“What!” I said. “Going to sell sweets? But your father will eat the stock.”
“That’s just it,” said Minnie. “What’s more, he’ll be encouraged to eat it. What’s more, when he’s finished he’ll be made to go on again. He’ll get that and nothing else for a week, and if he can look sugar in the face at the end of it I’m a Dutchman. Him a grown man too! I could find another girl to do you, miss, I think, though I won’t say that she’d be quite my class. Still, I would have her here the week before I left, and if anybody can knock a thing into a girl’s head I think I can.”
I explained to Minnie that she need not trouble, and that I should move from the neighbourhood.

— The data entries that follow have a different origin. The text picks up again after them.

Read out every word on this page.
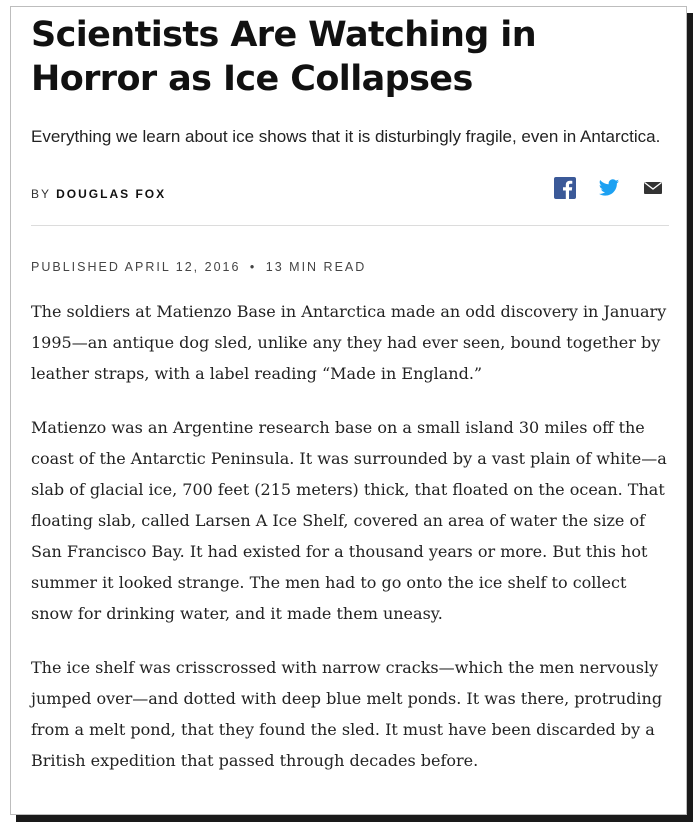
Scientists Are Watching in Horror as Ice Collapses
Everything we learn about ice shows that it is disturbingly fragile, even in Antarctica.
BY DOUGLAS FOX
PUBLISHED APRIL 12, 2016 • 13 MIN READ

The soldiers at Matienzo Base in Antarctica made an odd discovery in January 1995—an antique dog sled, unlike any they had ever seen, bound together by leather straps, with a label reading “Made in England.”

Matienzo was an Argentine research base on a small island 30 miles off the coast of the Antarctic Peninsula. It was surrounded by a vast plain of white—a slab of glacial ice, 700 feet (215 meters) thick, that floated on the ocean. That floating slab, called Larsen A Ice Shelf, covered an area of water the size of San Francisco Bay. It had existed for a thousand years or more. But this hot summer it looked strange. The men had to go onto the ice shelf to collect snow for drinking water, and it made them uneasy.

The ice shelf was crisscrossed with narrow cracks—which the men nervously jumped over—and dotted with deep blue melt ponds. It was there, protruding from a melt pond, that they found the sled. It must have been discarded by a British expedition that passed through decades before.
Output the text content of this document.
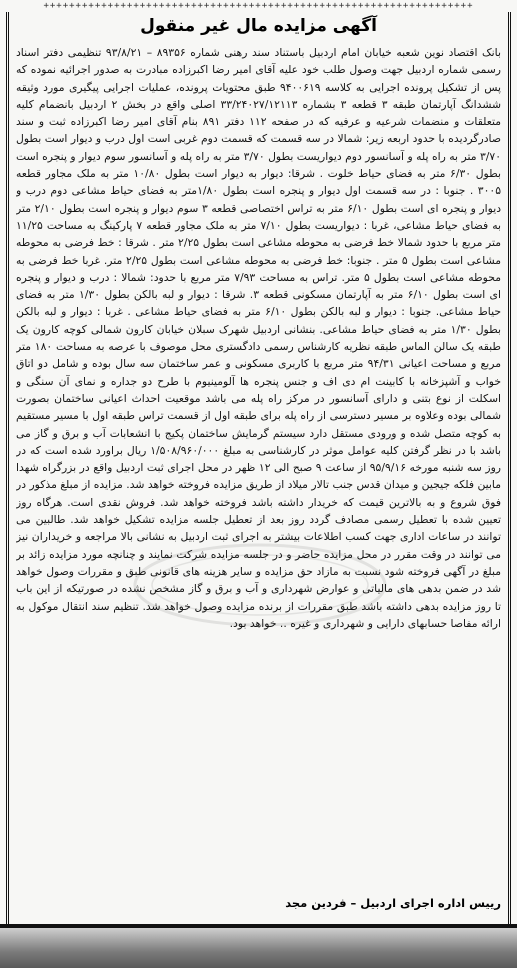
+++++++++++++++++++++++++++++++++++++++++++++++++++++++++++++++++++
آگهی مزایده مال غیر منقول
بانک اقتصاد نوین شعبه خیابان امام اردبیل باستناد سند رهنی شماره ۸۹۳۵۶ – ۹۳/۸/۲۱ تنظیمی دفتر اسناد رسمی شماره اردبیل جهت وصول طلب خود علیه آقای امیر رضا اکبرزاده مبادرت به صدور اجرائیه نموده که پس از تشکیل پرونده اجرایی به کلاسه ۹۴۰۰۶۱۹ طبق محتویات پرونده، عملیات اجرایی پیگیری مورد وثیقه ششدانگ آپارتمان طبقه ۳ قطعه ۳ بشماره ۳۳/۲۴۰۲۷/۱۲۱۱۳ اصلی واقع در بخش ۲ اردبیل بانضمام کلیه متعلقات و منضمات شرعیه و عرفیه که در صفحه ۱۱۲ دفتر ۸۹۱ بنام آقای امیر رضا اکبرزاده ثبت و سند صادرگردیده با حدود اربعه زیر: شمالا در سه قسمت که قسمت دوم غربی است اول درب و دیوار است بطول ۳/۷۰ متر به راه پله و آسانسور دوم دیواریست بطول ۳/۷۰ متر به راه پله و آسانسور سوم دیوار و پنجره است بطول ۶/۳۰ متر به فضای حیاط خلوت . شرقا: دیوار به دیوار است بطول ۱۰/۸۰ متر به ملک مجاور قطعه ۳۰۰۵ . جنوبا : در سه قسمت اول دیوار و پنجره است بطول ۱/۸۰متر به فضای حیاط مشاعی دوم درب و دیوار و پنجره ای است بطول ۶/۱۰ متر به تراس اختصاصی قطعه ۳ سوم دیوار و پنجره است بطول ۲/۱۰ متر به فضای حیاط مشاعی، غربا : دیواریست بطول ۷/۱۰ متر به ملک مجاور قطعه ۷ پارکینگ به مساحت ۱۱/۲۵ متر مربع با حدود شمالا خط فرضی به محوطه مشاعی است بطول ۲/۲۵ متر . شرقا : خط فرضی به محوطه مشاعی است بطول ۵ متر . جنوبا: خط فرضی به محوطه مشاعی است بطول ۲/۲۵ متر. غربا خط فرضی به محوطه مشاعی است بطول ۵ متر. تراس به مساحت ۷/۹۳ متر مربع با حدود: شمالا : درب و دیوار و پنجره ای است بطول ۶/۱۰ متر به آپارتمان مسکونی قطعه ۳. شرقا : دیوار و لبه بالکن بطول ۱/۳۰ متر به فضای حیاط مشاعی. جنوبا : دیوار و لبه بالکن بطول ۶/۱۰ متر به فضای حیاط مشاعی . غربا : دیوار و لبه بالکن بطول ۱/۳۰ متر به فضای حیاط مشاعی. بنشانی اردبیل شهرک سبلان خیابان کارون شمالی کوچه کارون یک طبقه یک سالن الماس طبقه نظریه کارشناس رسمی دادگستری محل موصوف با عرصه به مساحت ۱۸۰ متر مربع و مساحت اعیانی ۹۴/۳۱ متر مربع با کاربری مسکونی و عمر ساختمان سه سال بوده و شامل دو اتاق خواب و آشپزخانه با کابینت ام دی اف و جنس پنجره ها آلومینیوم با طرح دو جداره و نمای آن سنگی و اسکلت از نوع بتنی و دارای آسانسور در مرکز راه پله می باشد موقعیت احداث اعیانی ساختمان بصورت شمالی بوده وعلاوه بر مسیر دسترسی از راه پله برای طبقه اول از قسمت تراس طبقه اول با مسیر مستقیم به کوچه متصل شده و ورودی مستقل دارد سیستم گرمایش ساختمان پکیج با انشعابات آب و برق و گاز می باشد با در نظر گرفتن کلیه عوامل موثر در کارشناسی به مبلغ ۱/۵۰۸/۹۶۰/۰۰۰ ریال براورد شده است که در روز سه شنبه مورخه ۹۵/۹/۱۶ از ساعت ۹ صبح الی ۱۲ ظهر در محل اجرای ثبت اردبیل واقع در بزرگراه شهدا مابین فلکه جیجین و میدان قدس جنب تالار میلاد از طریق مزایده فروخته خواهد شد. مزایده از مبلغ مذکور در فوق شروع و به بالاترین قیمت که خریدار داشته باشد فروخته خواهد شد. فروش نقدی است. هرگاه روز تعیین شده با تعطیل رسمی مصادف گردد روز بعد از تعطیل جلسه مزایده تشکیل خواهد شد. طالبین می توانند در ساعات اداری جهت کسب اطلاعات بیشتر به اجرای ثبت اردبیل به نشانی بالا مراجعه و خریداران نیز می توانند در وقت مقرر در محل مزایده حاضر و در جلسه مزایده شرکت نمایند و چنانچه مورد مزایده زائد بر مبلغ در آگهی فروخته شود نسبت به مازاد حق مزایده و سایر هزینه های قانونی طبق و مقررات وصول خواهد شد در ضمن بدهی های مالیاتی و عوارض شهرداری و آب و برق و گاز مشخص نشده در صورتیکه از این باب تا روز مزایده بدهی داشته باشد طبق مقررات از برنده مزایده وصول خواهد شد. تنظیم سند انتقال موکول به ارائه مفاصا حسابهای دارایی و شهرداری و غیره .. خواهد بود.
رییس اداره اجرای اردبیل – فردین مجد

Some time later I made a point of visiting Miss Saxe’s emporium. I was served by her father, who looked distinctly chastened and rather thinner. He told me that his daughter was a wonderful girl, and I believed him. He waved one hand over the assorted boxes on the counter. “I never touch anything of this kind now,” he said. “One loses one’s taste for it as one gets older.” So Mr. Saxe was happily reclaimed.

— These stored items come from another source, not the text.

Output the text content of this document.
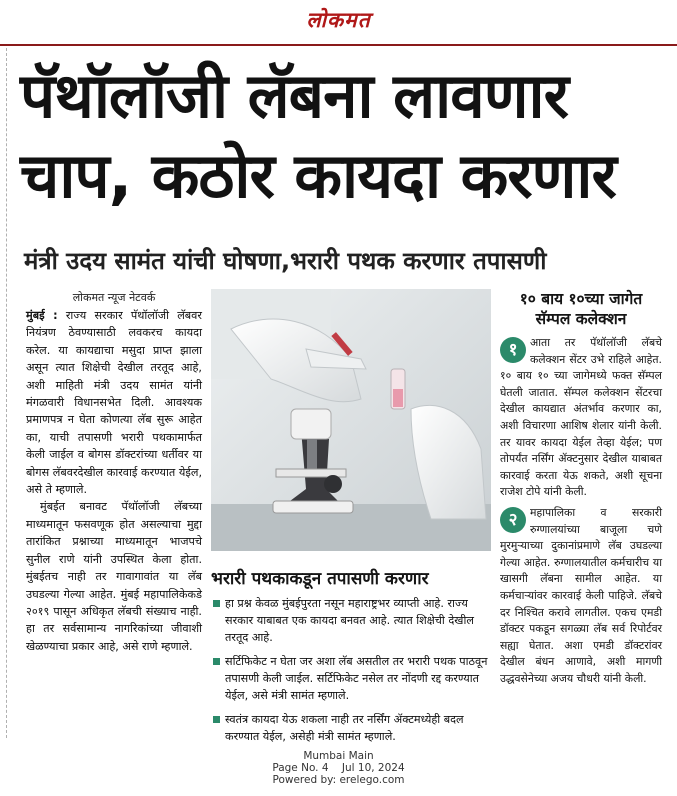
लोकमत
पॅथॉलॉजी लॅबना लावणार
चाप, कठोर कायदा करणार
मंत्री उदय सामंत यांची घोषणा,भरारी पथक करणार तपासणी
लोकमत न्यूज नेटवर्क

मुंबई : राज्य सरकार पॅथॉलॉजी लॅबवर नियंत्रण ठेवण्यासाठी लवकरच कायदा करेल. या कायद्याचा मसुदा प्राप्त झाला असून त्यात शिक्षेची देखील तरतूद आहे, अशी माहिती मंत्री उदय सामंत यांनी मंगळवारी विधानसभेत दिली. आवश्यक प्रमाणपत्र न घेता कोणत्या लॅब सुरू आहेत का, याची तपासणी भरारी पथकामार्फत केली जाईल व बोगस डॉक्टरांच्या धर्तीवर या बोगस लॅबवरदेखील कारवाई करण्यात येईल, असे ते म्हणाले.

मुंबईत बनावट पॅथॉलॉजी लॅबच्या माध्यमातून फसवणूक होत असल्याचा मुद्दा तारांकित प्रश्नाच्या माध्यमातून भाजपचे सुनील राणे यांनी उपस्थित केला होता. मुंबईतच नाही तर गावागावांत या लॅब उघडल्या गेल्या आहेत. मुंबई महापालिकेकडे २०१९ पासून अधिकृत लॅबची संख्याच नाही. हा तर सर्वसामान्य नागरिकांच्या जीवाशी खेळण्याचा प्रकार आहे, असे राणे म्हणाले.

भरारी पथकाकडून तपासणी करणार
हा प्रश्न केवळ मुंबईपुरता नसून महाराष्ट्रभर व्याप्ती आहे. राज्य सरकार याबाबत एक कायदा बनवत आहे. त्यात शिक्षेची देखील तरतूद आहे.
सर्टिफिकेट न घेता जर अशा लॅब असतील तर भरारी पथक पाठवून तपासणी केली जाईल. सर्टिफिकेट नसेल तर नोंदणी रद्द करण्यात येईल, असे मंत्री सामंत म्हणाले.
स्वतंत्र कायदा येऊ शकला नाही तर नर्सिंग ॲक्टमध्येही बदल करण्यात येईल, असेही मंत्री सामंत म्हणाले.
१० बाय १०च्या जागेत सॅम्पल कलेक्शन

१	आता तर पॅथॉलॉजी लॅबचे कलेक्शन सेंटर उभे राहिले आहेत. १० बाय १० च्या जागेमध्ये फक्त सॅम्पल घेतली जातात. सॅम्पल कलेक्शन सेंटरचा देखील कायद्यात अंतर्भाव करणार का, अशी विचारणा आशिष शेलार यांनी केली. तर यावर कायदा येईल तेव्हा येईल; पण तोपर्यंत नर्सिंग ॲक्टनुसार देखील याबाबत कारवाई करता येऊ शकते, अशी सूचना राजेश टोपे यांनी केली.

२	महापालिका व सरकारी रुग्णालयांच्या बाजूला चणे मुरमुऱ्याच्या दुकानांप्रमाणे लॅब उघडल्या गेल्या आहेत. रुग्णालयातील कर्मचारीच या खासगी लॅबना सामील आहेत. या कर्मचाऱ्यांवर कारवाई केली पाहिजे. लॅबचे दर निश्चित करावे लागतील. एकच एमडी डॉक्टर पकडून सगळ्या लॅब सर्व रिपोर्टवर सह्या घेतात. अशा एमडी डॉक्टरांवर देखील बंधन आणावे, अशी मागणी उद्धवसेनेच्या अजय चौधरी यांनी केली.

Mumbai Main
Page No. 4    Jul 10, 2024
Powered by: erelego.com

The Pegasus people began now to manufacture a light cheap 6½ h.-p. runabout car. It was entered for a reliability trial, and Mr. James told me that I was to drive it. I was nearly off my head with joy over that. Subsequently I nearly broke my heart over it. I’ll tell the story as briefly as possible. I had already tried the car thoroughly myself and did not know of anything in the same class to touch it. I was not the least nervous; indeed, now I come to think of it, I believe I have never been nervous. The first day it did splendidly, and we were more than a minute ahead of everything up Onslow Hill. The second day the car broke down, and Mr. James and myself were unable to find what was wrong and put it right again within the time limit. Nothing but the turn of a screw was required, and a few minutes later we were ready to start, but our chance was gone as far as that trial was concerned. Mr. James got a couple of pressmen whom he knew to get up on the car, and we had a little private demonstration. One of the pressmen afterwards wrote on the question as to whether reliability trials really proved reliability. I did not talk much during our run; I was too much upset by the failure of the car. As soon as I could I got back to the muggy little hotel.
Mr. James came in there and asked for me, and I went down to see him.

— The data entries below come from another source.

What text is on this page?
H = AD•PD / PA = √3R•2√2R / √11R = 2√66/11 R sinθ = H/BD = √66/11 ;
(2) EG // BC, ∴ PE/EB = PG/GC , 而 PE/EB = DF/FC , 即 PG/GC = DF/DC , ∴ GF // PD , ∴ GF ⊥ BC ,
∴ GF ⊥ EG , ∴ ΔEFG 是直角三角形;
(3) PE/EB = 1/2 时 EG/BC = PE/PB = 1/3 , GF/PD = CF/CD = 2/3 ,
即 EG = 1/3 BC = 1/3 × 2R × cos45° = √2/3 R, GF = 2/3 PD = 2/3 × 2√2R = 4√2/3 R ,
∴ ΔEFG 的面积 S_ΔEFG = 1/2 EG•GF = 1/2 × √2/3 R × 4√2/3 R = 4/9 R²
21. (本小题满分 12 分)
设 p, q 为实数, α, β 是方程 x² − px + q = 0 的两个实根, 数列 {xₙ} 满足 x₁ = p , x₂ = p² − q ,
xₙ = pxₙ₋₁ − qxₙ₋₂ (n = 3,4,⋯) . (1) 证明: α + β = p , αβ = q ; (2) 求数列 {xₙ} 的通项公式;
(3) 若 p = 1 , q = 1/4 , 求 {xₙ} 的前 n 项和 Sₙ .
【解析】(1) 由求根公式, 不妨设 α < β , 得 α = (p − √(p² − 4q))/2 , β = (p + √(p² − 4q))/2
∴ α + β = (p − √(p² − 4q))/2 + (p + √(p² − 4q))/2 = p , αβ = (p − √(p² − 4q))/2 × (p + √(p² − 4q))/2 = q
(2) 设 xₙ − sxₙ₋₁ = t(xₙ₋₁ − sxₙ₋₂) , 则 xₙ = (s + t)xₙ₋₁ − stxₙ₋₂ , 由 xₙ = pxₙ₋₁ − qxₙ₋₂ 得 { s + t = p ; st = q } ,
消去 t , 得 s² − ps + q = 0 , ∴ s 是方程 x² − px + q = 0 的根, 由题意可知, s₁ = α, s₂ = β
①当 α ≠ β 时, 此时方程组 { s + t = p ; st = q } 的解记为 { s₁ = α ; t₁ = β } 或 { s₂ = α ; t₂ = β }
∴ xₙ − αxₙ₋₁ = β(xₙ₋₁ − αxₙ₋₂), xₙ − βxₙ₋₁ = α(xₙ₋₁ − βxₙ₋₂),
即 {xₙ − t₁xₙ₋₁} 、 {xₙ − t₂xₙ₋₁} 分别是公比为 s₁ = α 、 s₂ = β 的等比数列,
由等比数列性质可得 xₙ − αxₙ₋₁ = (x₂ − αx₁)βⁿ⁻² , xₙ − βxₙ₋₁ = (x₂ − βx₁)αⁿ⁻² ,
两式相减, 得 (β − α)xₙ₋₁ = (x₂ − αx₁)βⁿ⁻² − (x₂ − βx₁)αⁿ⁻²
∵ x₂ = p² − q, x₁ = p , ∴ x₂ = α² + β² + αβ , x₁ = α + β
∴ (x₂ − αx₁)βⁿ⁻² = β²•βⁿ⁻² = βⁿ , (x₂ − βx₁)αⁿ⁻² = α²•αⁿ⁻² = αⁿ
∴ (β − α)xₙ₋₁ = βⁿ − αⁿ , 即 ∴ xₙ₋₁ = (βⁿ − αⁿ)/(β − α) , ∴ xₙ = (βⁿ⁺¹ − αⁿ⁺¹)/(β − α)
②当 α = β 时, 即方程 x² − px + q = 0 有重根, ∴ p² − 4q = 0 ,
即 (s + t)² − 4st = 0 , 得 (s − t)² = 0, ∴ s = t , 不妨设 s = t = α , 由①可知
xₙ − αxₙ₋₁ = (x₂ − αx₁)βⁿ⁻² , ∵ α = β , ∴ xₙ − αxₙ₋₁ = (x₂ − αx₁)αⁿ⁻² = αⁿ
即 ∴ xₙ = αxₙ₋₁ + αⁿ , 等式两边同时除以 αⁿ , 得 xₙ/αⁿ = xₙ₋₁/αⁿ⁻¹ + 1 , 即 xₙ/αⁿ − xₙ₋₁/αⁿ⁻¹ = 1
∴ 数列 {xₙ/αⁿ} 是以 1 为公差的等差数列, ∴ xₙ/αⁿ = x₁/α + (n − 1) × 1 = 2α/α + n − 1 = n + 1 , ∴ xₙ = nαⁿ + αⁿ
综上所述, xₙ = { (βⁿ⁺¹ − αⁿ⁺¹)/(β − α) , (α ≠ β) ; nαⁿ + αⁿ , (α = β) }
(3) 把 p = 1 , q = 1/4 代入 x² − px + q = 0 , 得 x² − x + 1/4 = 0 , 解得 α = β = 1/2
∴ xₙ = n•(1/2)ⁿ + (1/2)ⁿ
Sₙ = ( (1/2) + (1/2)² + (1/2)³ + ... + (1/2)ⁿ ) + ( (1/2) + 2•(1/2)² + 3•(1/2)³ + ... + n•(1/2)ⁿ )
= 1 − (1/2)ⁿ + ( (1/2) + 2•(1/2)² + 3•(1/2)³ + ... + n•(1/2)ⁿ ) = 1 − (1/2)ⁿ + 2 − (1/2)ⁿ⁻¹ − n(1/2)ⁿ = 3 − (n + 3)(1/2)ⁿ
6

“What have you been crying for?” he said sharply.
“Nothing,” I said, which is what an ass of a woman would say.
“It wasn’t your fault,” he went on. “It was my fault for sleeping in a bedroom. The next time I go in for one of these things I’ll sleep on my car. That needle valve never went wrong by itself. Prove it? Of course I can’t prove it. But I know it, though I am going to say nothing about it.”
So far we had been standing up. He then sat down and immediately and in rather a dictatorial way asked me if I would marry him.